Whenever I study mathematical books (Rudin, Hoffman/Kunze, etc.), I always try to prove every theorem, lemma, corollary, and their relationships in the book. Unfortunately, that determination has been demanding huge time consumption; sometimes, it takes me days to fully understand and able to prove materials in the few pages of book. I am willing to devote my time to understand the topics, but I also wanted to devote time to my undergraduate research projects and other courses. Recently, I started to depend a lot more to the proofs presented in books and websites (like MSE), which has been causing a huge guilt and fear that I am not making the knowledge into my own.
Despite my effort to prove/solve every problem per chapter, I found myself to skip some of the problems and move on to the next chapter, which resulted huge fear as that means I did not fully understand the materials..
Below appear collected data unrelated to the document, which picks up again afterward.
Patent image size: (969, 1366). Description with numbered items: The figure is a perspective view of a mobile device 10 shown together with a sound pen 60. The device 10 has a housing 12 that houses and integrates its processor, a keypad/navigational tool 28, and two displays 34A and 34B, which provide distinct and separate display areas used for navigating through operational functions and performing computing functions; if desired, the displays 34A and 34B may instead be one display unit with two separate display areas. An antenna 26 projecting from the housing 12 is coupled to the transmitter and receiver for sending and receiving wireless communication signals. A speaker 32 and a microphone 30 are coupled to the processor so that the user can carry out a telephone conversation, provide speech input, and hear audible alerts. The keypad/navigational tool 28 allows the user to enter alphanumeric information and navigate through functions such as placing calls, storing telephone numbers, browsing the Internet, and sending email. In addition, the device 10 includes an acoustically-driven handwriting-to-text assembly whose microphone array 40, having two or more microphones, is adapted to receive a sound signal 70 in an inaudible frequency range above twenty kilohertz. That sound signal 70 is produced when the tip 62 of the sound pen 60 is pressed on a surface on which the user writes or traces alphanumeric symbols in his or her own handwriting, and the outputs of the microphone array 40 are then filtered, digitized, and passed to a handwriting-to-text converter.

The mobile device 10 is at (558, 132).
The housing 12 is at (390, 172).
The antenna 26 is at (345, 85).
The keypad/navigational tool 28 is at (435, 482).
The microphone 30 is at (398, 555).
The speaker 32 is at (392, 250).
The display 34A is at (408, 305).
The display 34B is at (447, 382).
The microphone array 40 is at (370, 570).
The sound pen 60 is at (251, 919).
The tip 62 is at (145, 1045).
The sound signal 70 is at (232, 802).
- How do you read the mathematics books and make knowledge on your own?
- Is it absolutely recommended to prove everything and solve every problems in the book?
- Also is it recommended to devote more time to the problems than exposition preceding the problems? I found myself devoting a lot time to the actual expositions in the book as I like to play around with definitions and theorems, try to come up with my own ideas, and formulate my own problems (I actually found that making my own problems is much more fun than problems presented in the book).
I would suggest you read every problem, and in your head if you can see the direction pretty clearly then no need doing that, generally big texts do have repetition, but concise books meant for only problem solving without any theory do try to make sure each problem is unique.
As far as second part of your research goes, I believe your approach gives you more fundamental clarity but definitely not an approach to get 'grades', if you're planning on doing research you should carry on this attitude but if not I would suggest some problem solving.